At times, his footwork and near flawless technique cover this lack of twitch. When receivers step on his toes, the fluidity and tightness of the footwork doesn’t solve the problem. More times than not, Surtain will get slightly out of position due to the lack of twitch. This lack of twitch is not a game breaker for PS2, but I do think it limits his margin for error in coverage. You saw it a bit against Kyle Pitts and Josh Palmer. When guys get into his feet, he can struggle to stay in position. 

Is he “twitchy”?

His lack of elite twitch really exacerbates one of my bigger problems with his game, and that is how he manages space. When he manages his space well and keeps his cushion, his quality technique covers up the lack of twitch. Often times, he allows guys to erase his cushion. His transitions have to be more explosive and sudden, and that’s where the former Bama defensive back’s lack of elite twitch is visible. He will be late on vertical and lateral transitions because he just can’t transition to turn and run as fast. This flaw is pretty coachable and was not a major issue on tape. This single flaw could lead to Surtain ending up on NFL receivers highlight tapes. With time and coaching, I expect the issue to become null and void.

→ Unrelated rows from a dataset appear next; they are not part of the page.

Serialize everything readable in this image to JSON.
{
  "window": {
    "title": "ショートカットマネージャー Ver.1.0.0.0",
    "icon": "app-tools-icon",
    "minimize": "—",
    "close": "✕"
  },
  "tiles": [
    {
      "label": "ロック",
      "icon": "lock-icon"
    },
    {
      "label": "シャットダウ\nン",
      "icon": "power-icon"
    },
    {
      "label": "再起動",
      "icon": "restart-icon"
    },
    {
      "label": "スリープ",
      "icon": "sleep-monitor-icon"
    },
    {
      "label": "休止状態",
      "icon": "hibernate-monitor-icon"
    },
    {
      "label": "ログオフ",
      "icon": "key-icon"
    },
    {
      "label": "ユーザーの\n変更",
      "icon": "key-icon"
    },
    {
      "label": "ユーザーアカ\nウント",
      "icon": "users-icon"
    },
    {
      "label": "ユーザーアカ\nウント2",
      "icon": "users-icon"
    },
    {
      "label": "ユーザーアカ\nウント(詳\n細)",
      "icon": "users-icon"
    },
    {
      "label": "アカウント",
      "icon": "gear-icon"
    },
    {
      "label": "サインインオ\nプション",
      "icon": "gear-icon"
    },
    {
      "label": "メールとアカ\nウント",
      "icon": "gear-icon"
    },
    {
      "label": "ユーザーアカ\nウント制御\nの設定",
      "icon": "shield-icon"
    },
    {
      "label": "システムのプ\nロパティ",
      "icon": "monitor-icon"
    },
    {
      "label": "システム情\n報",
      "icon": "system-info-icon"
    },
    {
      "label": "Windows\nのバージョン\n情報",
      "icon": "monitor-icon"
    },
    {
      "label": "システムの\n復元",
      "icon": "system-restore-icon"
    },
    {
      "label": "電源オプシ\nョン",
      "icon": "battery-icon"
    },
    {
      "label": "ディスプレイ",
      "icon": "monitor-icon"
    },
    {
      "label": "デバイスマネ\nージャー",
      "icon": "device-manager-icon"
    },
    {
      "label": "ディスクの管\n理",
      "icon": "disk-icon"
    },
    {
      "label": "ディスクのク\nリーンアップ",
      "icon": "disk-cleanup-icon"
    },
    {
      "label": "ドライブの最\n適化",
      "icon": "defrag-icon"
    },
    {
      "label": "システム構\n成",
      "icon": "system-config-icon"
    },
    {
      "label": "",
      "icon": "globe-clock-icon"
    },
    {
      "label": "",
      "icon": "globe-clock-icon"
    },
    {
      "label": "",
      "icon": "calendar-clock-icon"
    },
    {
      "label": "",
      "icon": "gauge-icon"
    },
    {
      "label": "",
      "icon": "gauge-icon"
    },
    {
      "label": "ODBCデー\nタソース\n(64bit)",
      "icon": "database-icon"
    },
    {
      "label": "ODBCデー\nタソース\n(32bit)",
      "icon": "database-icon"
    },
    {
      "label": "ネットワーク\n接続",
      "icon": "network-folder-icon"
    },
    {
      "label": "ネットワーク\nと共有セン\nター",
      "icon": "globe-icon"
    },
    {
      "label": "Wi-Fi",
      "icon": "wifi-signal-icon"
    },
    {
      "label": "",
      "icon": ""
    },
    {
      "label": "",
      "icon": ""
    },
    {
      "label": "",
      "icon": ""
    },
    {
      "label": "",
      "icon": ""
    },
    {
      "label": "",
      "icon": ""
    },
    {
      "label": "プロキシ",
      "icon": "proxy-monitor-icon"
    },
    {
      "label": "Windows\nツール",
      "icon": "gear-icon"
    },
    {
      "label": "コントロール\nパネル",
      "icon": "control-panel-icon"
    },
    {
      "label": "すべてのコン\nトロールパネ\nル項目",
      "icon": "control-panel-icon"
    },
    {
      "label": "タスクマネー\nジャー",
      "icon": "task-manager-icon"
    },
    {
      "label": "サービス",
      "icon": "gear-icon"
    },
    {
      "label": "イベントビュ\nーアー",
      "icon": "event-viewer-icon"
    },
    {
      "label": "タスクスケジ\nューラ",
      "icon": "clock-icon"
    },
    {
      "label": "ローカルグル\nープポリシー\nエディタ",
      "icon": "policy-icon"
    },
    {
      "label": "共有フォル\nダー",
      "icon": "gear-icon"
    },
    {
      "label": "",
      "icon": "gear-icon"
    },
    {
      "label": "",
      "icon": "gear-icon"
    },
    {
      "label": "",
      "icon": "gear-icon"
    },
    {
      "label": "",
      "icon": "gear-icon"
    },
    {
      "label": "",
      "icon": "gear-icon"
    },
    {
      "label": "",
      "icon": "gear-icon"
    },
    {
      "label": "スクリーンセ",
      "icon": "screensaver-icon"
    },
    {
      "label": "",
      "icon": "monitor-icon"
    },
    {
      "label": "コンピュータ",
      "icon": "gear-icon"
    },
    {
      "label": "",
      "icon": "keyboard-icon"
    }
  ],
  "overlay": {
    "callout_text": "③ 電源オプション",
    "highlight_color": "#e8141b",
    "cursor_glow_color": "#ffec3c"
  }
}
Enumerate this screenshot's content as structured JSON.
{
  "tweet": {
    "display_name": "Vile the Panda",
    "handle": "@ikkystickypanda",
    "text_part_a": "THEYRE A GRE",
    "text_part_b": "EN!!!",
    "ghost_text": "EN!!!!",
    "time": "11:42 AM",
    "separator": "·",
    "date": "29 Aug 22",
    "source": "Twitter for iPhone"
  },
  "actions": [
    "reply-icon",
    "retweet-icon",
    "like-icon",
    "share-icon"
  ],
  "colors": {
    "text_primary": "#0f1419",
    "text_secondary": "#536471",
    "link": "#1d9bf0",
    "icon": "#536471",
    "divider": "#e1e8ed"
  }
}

I’m unsure if there is a more NFL ready cornerback than Patrick Surtain in this draft. He has every tool needed to be a good-to-great NFL corner. Also, the skills are there to tie it together. PS2 isn’t the type of player to impose his will upon WRs, his technique and football intelligence allows him to play the game at his pace. The small concerns I have will not push him to the top of my rankings, Patrick Surtain II is closer to CB1 than CB3 and is undoubtedly worth a Top-10 pick in the NFL Draft.